For several years, the Postal Service has loosened restrictions on the subject matter of stamps. Prior to 2007, only people who had been deceased for at least 10 years were eligible to appear. In 2007, that was dropped to five years, and in 2011, the agency asked the public to suggest who should be the first living subject to grace a US stamp. 

But two years later, no announcement has been made about a living selection. "We're still in the decision mode here," spokesman Roy Betts said.

This will not be the first time that US stamps have commemorated fictional characters. In 2009 and 2010, the USPS printed 1 billion stamps based on the animated TV show "The Simpsons," to commemorate the show's 20th anniversary. That number suggested an expectation that those stamps would sell twice as well as the most popular US stamp ever printed, a 1993 Elvis portrait. Some 124 million Elvis stamps remain in collections, according to the American Philatelic Society.

But only a third of the Simpsons stamps sold, costing the USPS $1.2 million in printing costs that were not recouped. This fueled the arguments of antigovernment activists. “If the Postal Service can’t address a simple matter such as determining how many commemorative stamps to produce, it shows they can’t address the larger problems,” Thomas Schatz, president of Citizens Against Government Waste, told Bloomberg. [Editor's note: The original version of this article incorrectly stated that the USPS had lost $1.2 billion from the Simpsons stamp printing.]

The 44 cent Simpsons stamps also became somewhat inconvenient, when the price of a first-class letter rose to 45 cents. The Harry Potter stamps, which are Forever stamps whose value appreciates alongside the cost of postage, should avoid this problem.

The Postal Service lost $16 billion last year and expects to incur a $6 billion loss this year, according to the Associated Press. To save money, earlier this year it proposed stopping Saturday letter deliveries, but that plan fizzled.

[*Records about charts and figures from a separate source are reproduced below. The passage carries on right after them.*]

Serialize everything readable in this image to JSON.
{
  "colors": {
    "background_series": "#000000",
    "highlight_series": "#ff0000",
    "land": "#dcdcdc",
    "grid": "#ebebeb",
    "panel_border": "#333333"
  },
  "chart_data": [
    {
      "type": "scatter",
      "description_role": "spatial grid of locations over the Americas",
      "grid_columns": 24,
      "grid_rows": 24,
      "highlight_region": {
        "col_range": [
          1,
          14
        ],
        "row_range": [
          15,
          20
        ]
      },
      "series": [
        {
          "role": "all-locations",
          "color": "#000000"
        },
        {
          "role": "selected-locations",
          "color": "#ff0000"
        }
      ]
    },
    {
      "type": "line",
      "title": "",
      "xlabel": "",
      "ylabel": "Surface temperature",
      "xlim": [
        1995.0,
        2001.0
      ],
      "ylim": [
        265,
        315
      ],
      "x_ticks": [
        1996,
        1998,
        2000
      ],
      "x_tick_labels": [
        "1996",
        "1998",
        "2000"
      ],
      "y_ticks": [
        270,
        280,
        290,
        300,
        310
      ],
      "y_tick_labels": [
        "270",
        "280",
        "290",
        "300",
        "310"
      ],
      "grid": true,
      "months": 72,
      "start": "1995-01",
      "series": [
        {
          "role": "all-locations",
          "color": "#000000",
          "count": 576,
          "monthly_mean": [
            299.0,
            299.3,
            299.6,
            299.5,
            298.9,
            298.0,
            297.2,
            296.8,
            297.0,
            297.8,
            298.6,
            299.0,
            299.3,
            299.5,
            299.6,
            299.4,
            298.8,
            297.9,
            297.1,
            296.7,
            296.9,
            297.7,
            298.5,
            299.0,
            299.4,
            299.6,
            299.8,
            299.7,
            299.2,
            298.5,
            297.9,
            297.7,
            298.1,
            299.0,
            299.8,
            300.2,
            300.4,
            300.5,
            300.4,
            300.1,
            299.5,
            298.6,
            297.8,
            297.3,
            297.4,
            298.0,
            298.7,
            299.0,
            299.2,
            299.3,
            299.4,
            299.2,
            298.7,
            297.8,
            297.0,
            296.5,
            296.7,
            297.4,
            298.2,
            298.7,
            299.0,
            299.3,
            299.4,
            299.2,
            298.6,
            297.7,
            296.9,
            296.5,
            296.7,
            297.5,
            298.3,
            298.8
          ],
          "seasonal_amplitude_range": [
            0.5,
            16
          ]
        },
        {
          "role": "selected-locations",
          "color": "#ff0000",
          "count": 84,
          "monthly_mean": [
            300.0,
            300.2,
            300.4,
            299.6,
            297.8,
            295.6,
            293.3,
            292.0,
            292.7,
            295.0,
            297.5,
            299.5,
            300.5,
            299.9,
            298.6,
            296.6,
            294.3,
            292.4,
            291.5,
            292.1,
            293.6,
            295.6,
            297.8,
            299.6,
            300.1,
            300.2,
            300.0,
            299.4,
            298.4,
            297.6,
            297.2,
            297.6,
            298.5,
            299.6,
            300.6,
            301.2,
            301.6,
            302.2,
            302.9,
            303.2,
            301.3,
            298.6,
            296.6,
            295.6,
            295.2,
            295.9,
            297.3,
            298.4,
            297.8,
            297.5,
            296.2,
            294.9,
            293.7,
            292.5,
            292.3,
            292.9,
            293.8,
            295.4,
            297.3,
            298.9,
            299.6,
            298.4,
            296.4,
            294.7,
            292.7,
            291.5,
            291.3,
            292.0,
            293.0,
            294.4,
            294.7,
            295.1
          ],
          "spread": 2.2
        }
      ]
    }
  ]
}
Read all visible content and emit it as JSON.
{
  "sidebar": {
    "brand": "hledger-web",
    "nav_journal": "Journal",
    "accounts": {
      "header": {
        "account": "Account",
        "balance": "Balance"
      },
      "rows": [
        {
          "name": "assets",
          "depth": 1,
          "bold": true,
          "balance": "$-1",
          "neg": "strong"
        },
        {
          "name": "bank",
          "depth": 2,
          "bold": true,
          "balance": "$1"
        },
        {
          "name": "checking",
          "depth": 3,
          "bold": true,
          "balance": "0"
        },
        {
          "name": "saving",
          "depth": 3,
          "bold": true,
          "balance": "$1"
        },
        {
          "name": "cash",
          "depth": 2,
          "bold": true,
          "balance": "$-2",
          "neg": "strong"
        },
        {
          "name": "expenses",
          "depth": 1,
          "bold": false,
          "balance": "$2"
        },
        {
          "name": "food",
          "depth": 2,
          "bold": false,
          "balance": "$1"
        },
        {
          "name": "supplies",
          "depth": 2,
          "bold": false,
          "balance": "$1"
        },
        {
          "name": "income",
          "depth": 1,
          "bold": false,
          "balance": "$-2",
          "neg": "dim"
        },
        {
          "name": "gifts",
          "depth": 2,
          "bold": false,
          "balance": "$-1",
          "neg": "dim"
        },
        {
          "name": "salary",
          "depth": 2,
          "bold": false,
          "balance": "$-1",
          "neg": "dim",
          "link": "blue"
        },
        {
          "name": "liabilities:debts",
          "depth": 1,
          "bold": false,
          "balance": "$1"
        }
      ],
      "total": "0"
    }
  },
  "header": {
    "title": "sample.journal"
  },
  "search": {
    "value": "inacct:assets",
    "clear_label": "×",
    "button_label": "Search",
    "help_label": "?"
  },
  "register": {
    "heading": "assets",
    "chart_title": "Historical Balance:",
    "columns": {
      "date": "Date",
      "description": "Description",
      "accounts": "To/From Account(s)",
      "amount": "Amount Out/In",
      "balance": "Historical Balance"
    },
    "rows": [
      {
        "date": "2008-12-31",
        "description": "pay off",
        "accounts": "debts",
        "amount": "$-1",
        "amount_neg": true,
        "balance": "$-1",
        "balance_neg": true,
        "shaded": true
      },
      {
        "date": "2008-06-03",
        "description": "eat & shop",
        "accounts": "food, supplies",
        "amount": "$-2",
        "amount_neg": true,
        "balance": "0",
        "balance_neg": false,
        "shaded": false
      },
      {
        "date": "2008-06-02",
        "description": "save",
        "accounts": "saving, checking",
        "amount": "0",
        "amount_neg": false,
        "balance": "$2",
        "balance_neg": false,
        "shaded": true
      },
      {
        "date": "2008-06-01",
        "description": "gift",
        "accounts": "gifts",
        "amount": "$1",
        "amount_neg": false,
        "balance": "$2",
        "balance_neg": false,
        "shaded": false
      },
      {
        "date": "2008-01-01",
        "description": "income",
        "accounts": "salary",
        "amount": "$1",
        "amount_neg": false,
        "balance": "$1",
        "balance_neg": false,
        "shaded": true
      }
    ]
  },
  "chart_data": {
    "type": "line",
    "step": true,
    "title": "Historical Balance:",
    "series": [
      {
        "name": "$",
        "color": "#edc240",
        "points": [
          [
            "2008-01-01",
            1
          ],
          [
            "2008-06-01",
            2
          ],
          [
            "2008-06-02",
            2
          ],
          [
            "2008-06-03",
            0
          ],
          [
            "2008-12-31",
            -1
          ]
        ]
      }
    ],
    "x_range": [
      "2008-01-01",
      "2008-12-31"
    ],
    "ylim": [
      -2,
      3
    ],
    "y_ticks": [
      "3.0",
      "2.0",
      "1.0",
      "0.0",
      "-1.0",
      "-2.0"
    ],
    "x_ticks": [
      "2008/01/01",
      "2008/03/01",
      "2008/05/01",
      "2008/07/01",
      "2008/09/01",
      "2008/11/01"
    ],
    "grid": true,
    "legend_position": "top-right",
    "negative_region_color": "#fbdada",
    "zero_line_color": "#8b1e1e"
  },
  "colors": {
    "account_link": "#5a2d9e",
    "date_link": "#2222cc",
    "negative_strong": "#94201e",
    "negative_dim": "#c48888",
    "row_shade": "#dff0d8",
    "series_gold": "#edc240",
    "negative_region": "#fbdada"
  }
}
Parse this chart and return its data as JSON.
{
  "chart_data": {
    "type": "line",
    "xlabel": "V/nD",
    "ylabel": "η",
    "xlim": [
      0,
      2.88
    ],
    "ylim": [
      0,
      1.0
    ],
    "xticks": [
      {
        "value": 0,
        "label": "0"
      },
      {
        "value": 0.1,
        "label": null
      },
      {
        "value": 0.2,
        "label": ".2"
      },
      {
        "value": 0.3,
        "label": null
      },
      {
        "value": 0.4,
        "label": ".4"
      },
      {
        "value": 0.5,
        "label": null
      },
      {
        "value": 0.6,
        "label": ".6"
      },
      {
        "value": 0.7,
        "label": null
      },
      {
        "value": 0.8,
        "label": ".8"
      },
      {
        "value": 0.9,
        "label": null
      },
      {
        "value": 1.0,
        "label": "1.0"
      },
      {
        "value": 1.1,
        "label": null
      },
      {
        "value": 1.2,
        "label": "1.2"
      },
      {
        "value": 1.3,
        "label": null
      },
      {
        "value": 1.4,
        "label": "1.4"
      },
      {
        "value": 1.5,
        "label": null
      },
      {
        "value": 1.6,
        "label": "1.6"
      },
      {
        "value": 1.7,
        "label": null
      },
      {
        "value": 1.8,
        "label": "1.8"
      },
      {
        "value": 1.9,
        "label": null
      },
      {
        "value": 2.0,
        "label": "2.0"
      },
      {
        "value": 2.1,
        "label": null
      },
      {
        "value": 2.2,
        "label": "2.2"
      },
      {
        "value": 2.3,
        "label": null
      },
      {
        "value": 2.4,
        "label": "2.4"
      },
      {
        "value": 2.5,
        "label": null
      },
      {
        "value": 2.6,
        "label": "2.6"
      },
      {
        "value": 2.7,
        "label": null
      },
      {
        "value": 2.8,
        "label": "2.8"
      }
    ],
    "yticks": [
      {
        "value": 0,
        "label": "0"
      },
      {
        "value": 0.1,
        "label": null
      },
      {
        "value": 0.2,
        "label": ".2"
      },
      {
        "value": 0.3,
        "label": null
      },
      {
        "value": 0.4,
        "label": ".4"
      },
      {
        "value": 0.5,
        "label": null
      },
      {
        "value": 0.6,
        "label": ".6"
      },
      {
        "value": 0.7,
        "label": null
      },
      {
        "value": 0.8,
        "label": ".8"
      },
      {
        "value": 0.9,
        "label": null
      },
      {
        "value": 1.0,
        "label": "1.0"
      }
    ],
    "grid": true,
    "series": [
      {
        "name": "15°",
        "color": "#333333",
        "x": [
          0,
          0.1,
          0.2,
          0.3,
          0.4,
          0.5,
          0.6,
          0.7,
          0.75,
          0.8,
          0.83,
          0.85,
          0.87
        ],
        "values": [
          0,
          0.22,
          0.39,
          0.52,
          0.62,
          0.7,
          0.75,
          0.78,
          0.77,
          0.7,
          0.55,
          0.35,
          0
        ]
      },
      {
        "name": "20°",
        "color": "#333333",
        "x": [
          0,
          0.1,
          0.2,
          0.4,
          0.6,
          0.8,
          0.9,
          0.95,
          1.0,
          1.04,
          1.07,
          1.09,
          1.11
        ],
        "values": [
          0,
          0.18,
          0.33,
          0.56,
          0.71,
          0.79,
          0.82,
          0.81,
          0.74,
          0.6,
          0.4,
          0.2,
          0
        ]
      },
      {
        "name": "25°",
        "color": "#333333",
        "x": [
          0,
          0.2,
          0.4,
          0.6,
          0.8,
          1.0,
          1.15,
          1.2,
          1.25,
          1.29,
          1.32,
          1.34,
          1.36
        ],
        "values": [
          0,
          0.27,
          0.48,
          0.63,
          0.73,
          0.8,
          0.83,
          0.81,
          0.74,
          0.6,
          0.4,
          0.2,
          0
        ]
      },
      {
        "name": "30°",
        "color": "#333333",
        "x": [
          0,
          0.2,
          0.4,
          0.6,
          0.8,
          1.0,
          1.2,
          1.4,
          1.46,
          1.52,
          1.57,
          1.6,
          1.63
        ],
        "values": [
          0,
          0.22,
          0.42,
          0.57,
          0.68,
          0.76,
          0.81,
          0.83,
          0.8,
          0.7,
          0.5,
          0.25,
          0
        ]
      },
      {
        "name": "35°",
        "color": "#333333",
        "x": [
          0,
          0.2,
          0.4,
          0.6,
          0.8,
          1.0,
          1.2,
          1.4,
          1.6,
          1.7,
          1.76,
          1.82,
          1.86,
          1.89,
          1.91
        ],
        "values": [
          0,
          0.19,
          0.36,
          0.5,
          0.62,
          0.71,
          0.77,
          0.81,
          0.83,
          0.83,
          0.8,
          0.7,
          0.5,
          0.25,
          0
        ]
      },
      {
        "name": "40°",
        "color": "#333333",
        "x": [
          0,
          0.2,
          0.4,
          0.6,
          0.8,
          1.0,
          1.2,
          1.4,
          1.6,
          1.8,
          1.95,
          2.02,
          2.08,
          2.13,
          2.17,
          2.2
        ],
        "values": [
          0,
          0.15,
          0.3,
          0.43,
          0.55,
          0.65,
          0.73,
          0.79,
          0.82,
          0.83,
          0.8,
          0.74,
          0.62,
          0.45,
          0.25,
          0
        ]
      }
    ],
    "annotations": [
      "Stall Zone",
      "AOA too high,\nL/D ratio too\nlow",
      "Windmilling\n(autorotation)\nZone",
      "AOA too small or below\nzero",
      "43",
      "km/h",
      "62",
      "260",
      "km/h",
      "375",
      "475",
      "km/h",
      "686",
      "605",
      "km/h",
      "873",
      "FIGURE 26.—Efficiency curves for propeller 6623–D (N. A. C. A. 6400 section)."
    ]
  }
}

Yet in a deal that could give the Postal Service a boost, Amazon on Monday announced that a partnership with the agency so its packages can be delivered on Sundays. The service is starting in New York and Los Angeles, with plans for it to expand to other US cities next year.

As for Harry Potter, the appeal of the series continues to animate other sectors as well. A research team at the University of Texas at Austin has made strides toward creating an "invisibility cloak" capable of making objects transparent, similar to the one used by Harry.

And Starbucks has released a butterbeer this week, for Muggles wanting to guzzle wizardly froth this fall.